Des lacérations d’apparence bénigne tailladèrent les gardes. De fait le contraste flamboyait depuis le sol frappé d’éclairs. D’épais nuages s’étaient amoncelés, source de foudres, si dévastatrice pour les inquisiteurs équipés de métal. Leur surprise était instantanée. Leur trépas aussi. Il suffisait d’un sort bien placé : pris au dépourvu, ils se voyaient bien incapables de dévier la source de leur haine.

Même le meneur des inquisiteurs succomba. Un trou béant perçait sa poitrine comme il s’effondra dans un borborygme. Il ne demeurait plus qu’une poignée de survivants ennemis, déjà agenouillés, peu prompts à riposter.

Elle est arrivée. Je n’y croyais plus, pourtant elle n’abandonne jamais. Par-delà la quinzaine de mages s’affirmait celle en qui Fliberth avait misé tous ses espoirs. Avec sa robe anthracite, attifée de motifs carrés, avec sa cordelette argentée à sa taille, soulignant sa carrure fuselée, il lui était facile de passer inaperçu. Le capitaine succombait toujours à son regard azur qu’accentuait son sourire déterminé. Il se perdait dans ses si symétriques taches de rousseur ainsi que dans ses mèches de flamme rabattus à hauteur de sa nuque. Son visage si satiné détonnait au sein de semi-pénombre que des éclairs avaient pourtant strié.

Pendant que gardes et mages se faisaient des accolades, pendant que jovialité s’accueillait dans ces cœurs meurtris, Fliberth sentit ses membres se détendre et son sourire s’élargir. Aussitôt rengaina-t-il son épée et vint cueillir les lèvres de sa compagne. Une sensation de bien-être les enveloppa comme ils se réconfortaient dans les bras de l’autre.

— Désolée pour le retard, s’excusa la femme. Nous aurions dû prévoir leur attaque. Je pensais que la plupart des inquisiteurs étaient encore dans l’Empire Myrrhéen… Nous avons été distraits car Godéra Mohild et Adelam Ordun se remettent sans doute encore de la bataille de Doroniak, mais beaucoup de leurs alliés sont encore là !

— Tu nous as secourus. C’est l’essentiel.

— C’était la moindre des choses après tout ce que vous avez fait pour nous. Et puis… Regarde tous ces cadavres. Tant de morts auraient pu être évités si nous étions arrivés plus tôt…

Ce disant, elle balaya les alentours des yeux et se pinça les lèvres d’un air morose. Fliberth posa alors sa main sur sa pommette avant de la gratifier d’un sourire. Fidèle à elle-même. Même quand son héroïsme ne fait aucun doute, elle pense pouvoir encore faire mieux. Tous deux faillirent sursauter quand Vendri surgit inopinément, flanquant un coup de coude sur l’épaule de la mage.

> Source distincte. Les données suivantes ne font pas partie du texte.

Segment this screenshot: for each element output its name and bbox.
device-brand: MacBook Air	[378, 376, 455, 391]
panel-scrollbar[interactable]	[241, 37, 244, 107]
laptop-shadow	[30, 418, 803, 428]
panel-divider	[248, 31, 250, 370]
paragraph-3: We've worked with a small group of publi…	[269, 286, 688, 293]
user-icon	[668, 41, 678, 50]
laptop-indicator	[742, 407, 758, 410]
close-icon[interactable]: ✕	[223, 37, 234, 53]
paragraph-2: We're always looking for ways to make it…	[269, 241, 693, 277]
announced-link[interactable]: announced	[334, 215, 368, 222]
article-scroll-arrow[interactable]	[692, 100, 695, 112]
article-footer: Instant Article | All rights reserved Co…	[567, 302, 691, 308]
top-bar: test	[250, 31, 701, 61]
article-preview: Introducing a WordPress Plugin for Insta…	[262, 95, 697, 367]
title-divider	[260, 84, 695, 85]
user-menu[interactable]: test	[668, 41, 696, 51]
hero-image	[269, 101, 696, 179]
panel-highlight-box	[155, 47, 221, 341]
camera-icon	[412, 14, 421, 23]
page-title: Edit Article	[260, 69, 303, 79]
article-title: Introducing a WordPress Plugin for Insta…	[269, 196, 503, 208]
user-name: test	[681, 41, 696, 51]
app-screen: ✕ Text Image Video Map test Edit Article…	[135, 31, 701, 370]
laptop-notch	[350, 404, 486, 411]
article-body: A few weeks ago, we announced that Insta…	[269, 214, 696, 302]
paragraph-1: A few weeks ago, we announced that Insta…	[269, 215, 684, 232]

— Jawine, tu tombes à point nommé ! remercia-t-elle. Voilà autre chose que les gardes qui se font dessus.

— Pardon ? fit Jawine en frottant son épaule.

— Tu connais Vendri, dit Fliberth, elle aime ironiser. Tu sais de qui elle parle. J’ignore si les circonstances s’y prêtent.

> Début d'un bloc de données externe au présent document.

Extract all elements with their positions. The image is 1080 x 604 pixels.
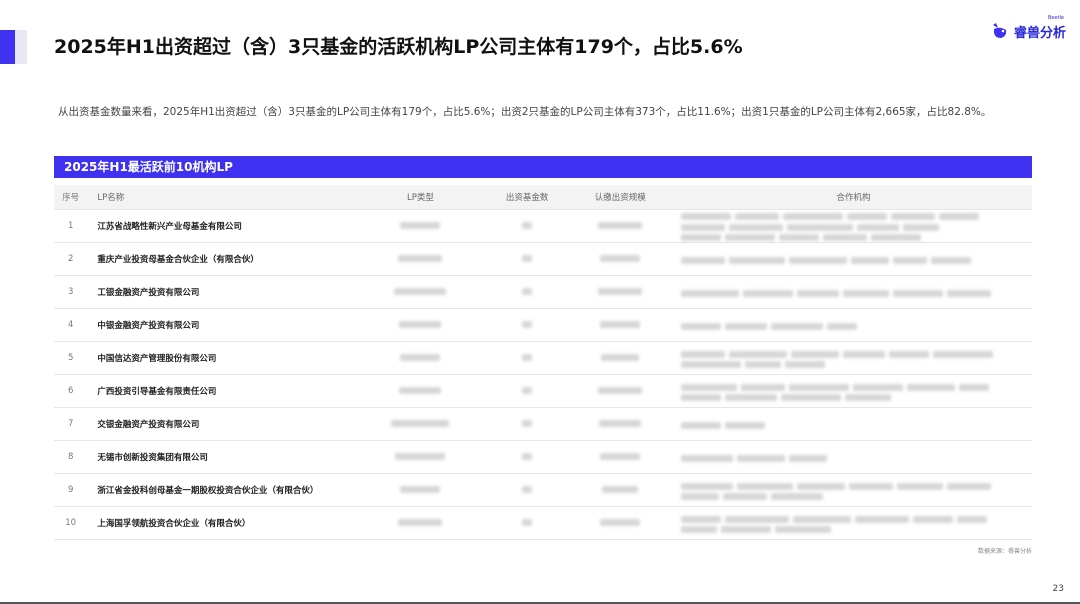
lp-name: 广西投资引导基金有限责任公司 [87,374,352,408]
scale-blurred [565,506,676,540]
row-index: 5 [54,341,88,375]
page-number: 23 [1052,584,1064,594]
lp-name: 无锡市创新投资集团有限公司 [87,440,352,474]
row-index: 3 [54,275,88,309]
table-row: 5 中国信达资产管理股份有限公司 [54,341,1032,375]
table-row: 10 上海国孚领航投资合伙企业（有限合伙） [54,506,1032,540]
lp-name: 中国信达资产管理股份有限公司 [87,341,352,375]
partners-blurred [675,440,1032,474]
fund-count-blurred [488,275,566,309]
table-row: 1 江苏省战略性新兴产业母基金有限公司 [54,209,1032,243]
scale-blurred [565,209,676,243]
row-index: 8 [54,440,88,474]
lp-type-blurred [352,374,489,408]
beetle-logo-icon [992,23,1007,38]
col-header-index: 序号 [54,185,88,210]
col-header-scale: 认缴出资规模 [565,185,676,210]
row-index: 10 [54,506,88,540]
table-header-row: 序号 LP名称 LP类型 出资基金数 认缴出资规模 合作机构 [54,185,1032,210]
table-title: 2025年H1最活跃前10机构LP [54,156,1032,178]
row-index: 1 [54,209,88,243]
scale-blurred [565,341,676,375]
lp-name: 江苏省战略性新兴产业母基金有限公司 [87,209,352,243]
scale-blurred [565,242,676,276]
partners-blurred [675,473,1032,507]
fund-count-blurred [488,209,566,243]
lp-name: 中银金融资产投资有限公司 [87,308,352,342]
accent-bar [0,30,15,64]
fund-count-blurred [488,308,566,342]
scale-blurred [565,440,676,474]
row-index: 9 [54,473,88,507]
lp-type-blurred [352,242,489,276]
table-row: 9 浙江省金投科创母基金一期股权投资合伙企业（有限合伙） [54,473,1032,507]
col-header-partners: 合作机构 [675,185,1032,210]
table-row: 3 工银金融资产投资有限公司 [54,275,1032,309]
lp-type-blurred [352,209,489,243]
row-index: 4 [54,308,88,342]
logo: 睿兽分析 [990,18,1066,44]
fund-count-blurred [488,506,566,540]
summary-text: 从出资基金数量来看，2025年H1出资超过（含）3只基金的LP公司主体有179个… [58,106,992,118]
fund-count-blurred [488,341,566,375]
page-title: 2025年H1出资超过（含）3只基金的活跃机构LP公司主体有179个，占比5.6… [54,36,743,58]
scale-blurred [565,308,676,342]
lp-name: 浙江省金投科创母基金一期股权投资合伙企业（有限合伙） [87,473,352,507]
fund-count-blurred [488,242,566,276]
table-row: 7 交银金融资产投资有限公司 [54,407,1032,441]
partners-blurred [675,242,1032,276]
lp-type-blurred [352,275,489,309]
row-index: 6 [54,374,88,408]
col-header-fund-count: 出资基金数 [488,185,566,210]
lp-name: 工银金融资产投资有限公司 [87,275,352,309]
scale-blurred [565,275,676,309]
lp-name: 交银金融资产投资有限公司 [87,407,352,441]
row-index: 2 [54,242,88,276]
accent-bar-light [15,30,27,64]
partners-blurred [675,407,1032,441]
col-header-name: LP名称 [87,185,352,210]
table-row: 2 重庆产业投资母基金合伙企业（有限合伙） [54,242,1032,276]
lp-name: 重庆产业投资母基金合伙企业（有限合伙） [87,242,352,276]
table-row: 6 广西投资引导基金有限责任公司 [54,374,1032,408]
row-index: 7 [54,407,88,441]
lp-type-blurred [352,473,489,507]
lp-name: 上海国孚领航投资合伙企业（有限合伙） [87,506,352,540]
fund-count-blurred [488,473,566,507]
partners-blurred [675,374,1032,408]
partners-blurred [675,308,1032,342]
partners-blurred [675,506,1032,540]
lp-type-blurred [352,407,489,441]
logo-text: 睿兽分析 [1013,25,1066,41]
partners-blurred [675,341,1032,375]
fund-count-blurred [488,440,566,474]
table-row: 4 中银金融资产投资有限公司 [54,308,1032,342]
scale-blurred [565,374,676,408]
col-header-type: LP类型 [352,185,489,210]
partners-blurred [675,275,1032,309]
fund-count-blurred [488,374,566,408]
fund-count-blurred [488,407,566,441]
scale-blurred [565,407,676,441]
table-row: 8 无锡市创新投资集团有限公司 [54,440,1032,474]
partners-blurred [675,209,1032,243]
lp-type-blurred [352,506,489,540]
lp-type-blurred [352,440,489,474]
data-source: 数据来源：睿兽分析 [977,548,1032,555]
scale-blurred [565,473,676,507]
lp-table: 序号 LP名称 LP类型 出资基金数 认缴出资规模 合作机构 1 江苏省战略性新兴… [54,185,1032,540]
lp-type-blurred [352,341,489,375]
lp-type-blurred [352,308,489,342]
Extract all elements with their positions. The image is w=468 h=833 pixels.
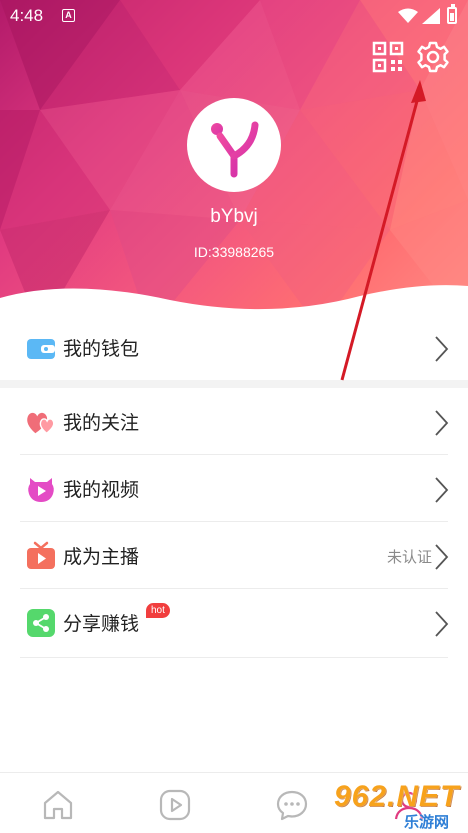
watermark-text: 962.NET <box>334 780 460 813</box>
watermark-subtext: 乐游网 <box>404 813 450 831</box>
avatar[interactable] <box>187 98 281 192</box>
hot-badge: hot <box>146 603 170 618</box>
video-play-icon <box>28 478 54 502</box>
status-bar: 4:48 A <box>0 0 468 32</box>
chevron-right-icon <box>435 477 449 503</box>
menu-item-videos[interactable]: 我的视频 <box>0 455 468 521</box>
chevron-right-icon <box>435 410 449 436</box>
chevron-right-icon <box>435 336 449 362</box>
status-time: 4:48 <box>10 6 44 25</box>
menu-label: 我的视频 <box>63 479 140 501</box>
settings-button[interactable] <box>416 40 450 74</box>
battery-icon <box>447 4 457 24</box>
user-id: ID:33988265 <box>193 244 275 260</box>
wifi-icon <box>398 8 418 23</box>
menu-item-share-earn[interactable]: 分享赚钱 hot <box>0 589 468 655</box>
play-icon <box>159 789 191 821</box>
wallet-icon <box>27 339 55 359</box>
menu-item-follows[interactable]: 我的关注 <box>0 388 468 454</box>
chevron-right-icon <box>435 611 449 637</box>
notification-badge: A <box>62 9 75 22</box>
qr-code-icon <box>372 41 404 73</box>
hearts-icon <box>27 412 55 435</box>
nav-home[interactable] <box>41 788 75 822</box>
divider <box>20 657 448 658</box>
menu-label: 我的关注 <box>63 412 140 434</box>
nav-video[interactable] <box>158 788 192 822</box>
menu-item-become-host[interactable]: 成为主播 未认证 <box>0 522 468 588</box>
qr-code-button[interactable] <box>371 40 405 74</box>
menu-item-wallet[interactable]: 我的钱包 <box>0 314 468 380</box>
site-watermark: 962.NET 乐游网 <box>328 780 468 833</box>
menu-label: 成为主播 <box>63 546 140 568</box>
nav-messages[interactable] <box>275 788 309 822</box>
share-icon <box>27 609 55 637</box>
menu-label: 我的钱包 <box>63 338 140 360</box>
home-icon <box>43 790 73 820</box>
menu-label: 分享赚钱 <box>63 613 140 635</box>
chat-icon <box>276 790 308 821</box>
section-gap <box>0 380 468 388</box>
app-logo-icon <box>211 121 259 178</box>
username: bYbvj <box>210 206 258 227</box>
signal-icon <box>422 8 440 24</box>
chevron-right-icon <box>435 544 449 570</box>
tv-icon <box>27 541 55 569</box>
profile-header: 4:48 A bYbvj ID:33988265 <box>0 0 468 330</box>
gear-icon <box>417 41 449 73</box>
verification-status: 未认证 <box>386 548 432 566</box>
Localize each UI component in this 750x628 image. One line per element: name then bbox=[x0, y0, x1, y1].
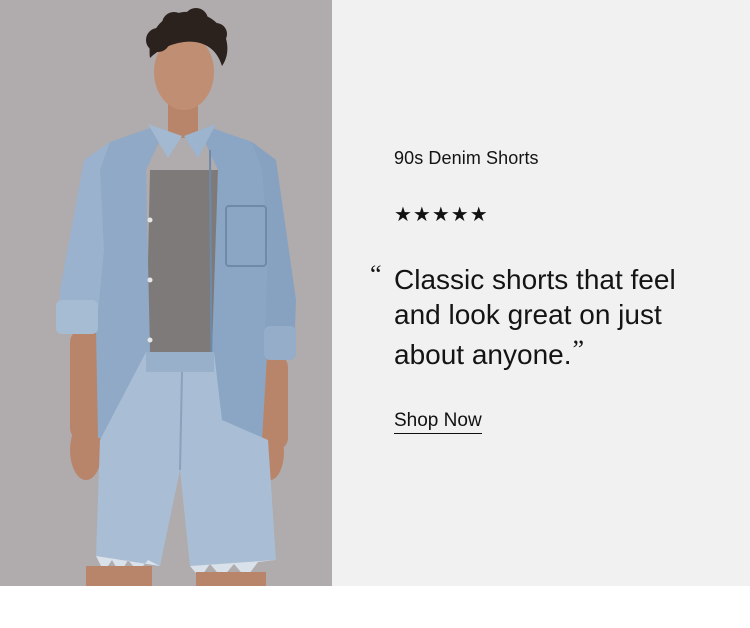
model-photo[interactable] bbox=[0, 0, 332, 586]
open-quote-mark: “ bbox=[370, 260, 382, 289]
promo-banner: 90s Denim Shorts ★★★★★ “ Classic shorts … bbox=[0, 0, 750, 586]
star-rating: ★★★★★ bbox=[394, 202, 489, 226]
shop-now-link[interactable]: Shop Now bbox=[394, 410, 482, 434]
page-footer-space bbox=[0, 586, 750, 628]
review-text: Classic shorts that feel and look great … bbox=[394, 264, 676, 370]
product-name: 90s Denim Shorts bbox=[394, 148, 539, 168]
stars-icon: ★★★★★ bbox=[394, 202, 489, 226]
review-panel: 90s Denim Shorts ★★★★★ “ Classic shorts … bbox=[332, 0, 750, 586]
model-photo-illustration bbox=[0, 0, 332, 586]
close-quote-mark: ” bbox=[572, 335, 585, 364]
review-quote: “ Classic shorts that feel and look grea… bbox=[370, 262, 730, 372]
review-text-block: Classic shorts that feel and look great … bbox=[394, 262, 730, 372]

— Le combat est terminé, non ? J’admets que c’est pas la joie. Tant de morts à enterrer…

— Assurons-nous que cela ne se reproduise plus.

Jawine se retourna et, mains croisées derrière le dos, orienta son attention en direction du sud. Désemparés, Fliberth et Vendri se consultèrent puis leur mine s’assombrit.

— C’est officiel, annonça la mage. Nous sommes en guerre. Nous avons besoin d’alliés.

— J’imagine que tu as quelqu’un en tête…, envisagea Vendri.

— Oui. Nous ne pouvons compter sur les dirigeants d’Enthelian et leur armée. Ils sont de notre côté mais ne le montrent même pas ! Trop effrayés par l’Empire Myrrhéen et la Belurdie, sans doute ? Il ne reste plus qu’une organisation qui nous soutiendrait. Je parle des vrais inquisiteurs.

Les deux gardes écarquillèrent des yeux qu’ils plissèrent peu après. Nous en sommes donc là ? Ma femme n’a jamais d’idées stupides. Elle doit déjà avoir un plan en tête.

— Est-ce la branche modérée que tu mentionnes ? demanda Fliberth. Celle dont le chef est Kalhimon ?

— Celle-là même, confirma Jawine.

— Mais nous l’affrontions encore il y a deux ans ! protesta Vendri Oui, il y a eu une scission. Oui, les rumeurs prétendent qu’il a changé. Faut-il y croire ?

— Vous pouvez, je le garantis. Car désormais je connais la vérité. Le véritable Kalhimon est mort lors de la bataille au tertre. Emiteffe, prétendument décédée, a en réalité survécu, et a pris possession de son corps. Et elle sera une alliée de taille.